The apolipoprotein E allele 4 (APOE-ε4) is established as a major genetic risk factor for cognitive decline and late-onset Alzheimer’s disease. Accumulating evidence has linked ε4 carriership to abnormal structural brain changes across the adult lifespan. To better understand the underlying causal mechanisms, we investigated the extent to which the effect of the ε4 allele on cognition is mediated by structural brain imaging markers in the population-based Age, Gene/Environment Susceptibility–Reykjavik Study (AGES-Reykjavik). This study included 4527 participants (aged 76.3 ± 5.4 at baseline) who underwent the brain magnetic resonance imaging assessment (of brain tissue volumes, white matter lesion volume, subcortical and cortical infarcts, and cerebral microbleeds) and a battery of neuropsychological tests at baseline. Causal mediation analysis was used to quantify the mediation of the ε4 effect on cognition by these MRI markers, both individually and jointly. We observed that about 9% of the total effect of ε4 carriership on cognition was mediated by white matter lesion volume. This proportion increased to 25% when total brain tissue volume was jointly considered with white matter lesion volume. In analyses separating ε4 homozygotes from ε4 heterozygotes, the effect on global cognition of specifically ε4 homozygosity appeared to be partially mediated by cerebral microbleeds, particularly lobar microbleeds. There was no evidence of mediation of the ε4 effect by cortical or subcortical infarcts. This study shows that the ε4 effect on cognition is partly mediated by white matter lesion volume and total brain tissue volume. These findings suggest the joint role of cerebral small vessel disease and neurodegeneration in the ε4-cognition relationship.

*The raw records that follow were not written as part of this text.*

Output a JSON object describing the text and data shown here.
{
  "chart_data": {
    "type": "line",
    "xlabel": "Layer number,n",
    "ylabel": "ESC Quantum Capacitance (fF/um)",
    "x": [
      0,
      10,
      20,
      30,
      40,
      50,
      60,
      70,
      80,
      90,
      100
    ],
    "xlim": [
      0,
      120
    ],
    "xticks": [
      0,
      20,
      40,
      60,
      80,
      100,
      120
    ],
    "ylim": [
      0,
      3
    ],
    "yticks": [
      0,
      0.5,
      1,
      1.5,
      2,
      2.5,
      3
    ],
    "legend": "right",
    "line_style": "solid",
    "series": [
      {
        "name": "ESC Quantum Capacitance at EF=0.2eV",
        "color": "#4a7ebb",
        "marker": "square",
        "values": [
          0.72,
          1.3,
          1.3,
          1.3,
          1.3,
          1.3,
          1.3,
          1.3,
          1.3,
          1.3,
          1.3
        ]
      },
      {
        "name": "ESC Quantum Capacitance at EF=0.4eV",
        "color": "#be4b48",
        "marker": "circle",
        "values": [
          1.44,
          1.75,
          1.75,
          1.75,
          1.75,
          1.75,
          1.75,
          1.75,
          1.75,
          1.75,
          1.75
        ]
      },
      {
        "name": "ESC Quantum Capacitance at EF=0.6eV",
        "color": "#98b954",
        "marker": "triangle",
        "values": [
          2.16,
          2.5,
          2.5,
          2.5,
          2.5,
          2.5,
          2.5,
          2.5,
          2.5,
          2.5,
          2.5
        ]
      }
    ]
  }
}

载脂蛋白 E 等位基因 4 ( APOE-ε4) 被确定为认知能力下降和迟发性阿尔茨海默病的主要遗传风险因素。越来越多的证据已将 ε4 携带与整个成人寿命期间的异常大脑结构变化联系起来。为了更好地理解潜在的因果机制，我们调查了 ε4 等位基因对认知的影响在多大程度上由基于人群的年龄、基因/环境易感性-雷克雅未克研究 (AGES-Reykjavik) 中的结构性脑成像标记介导。这项研究包括 4527 名参与者（基线时年龄为 76.3 ± 5.4 岁），他们在基线时接受了脑磁共振成像评估（脑组织体积、白质病变体积、皮质下和皮质梗塞以及脑微出血）和一系列神经心理学测试。因果中介分析用于量化这些 MRI 标记对认知的 ε4 影响的中介，包括单独和联合。我们观察到，ε4 携带对认知的总影响中约有 9% 是由白质病变体积介导的。当脑组织总体积与白质病变体积共同考虑时，这一比例增加到 25%。在将 ε4 纯合子与 ε4 杂合子分开的分析中，特别是 ε4 纯合子对整体认知的影响似乎部分由脑微出血介导，尤其是脑叶微出血。没有证据表明皮质或皮质下梗塞介导了 ε4 效应。这项研究表明，ε4 对认知的影响部分是由白质病变体积和脑组织总体积介导的。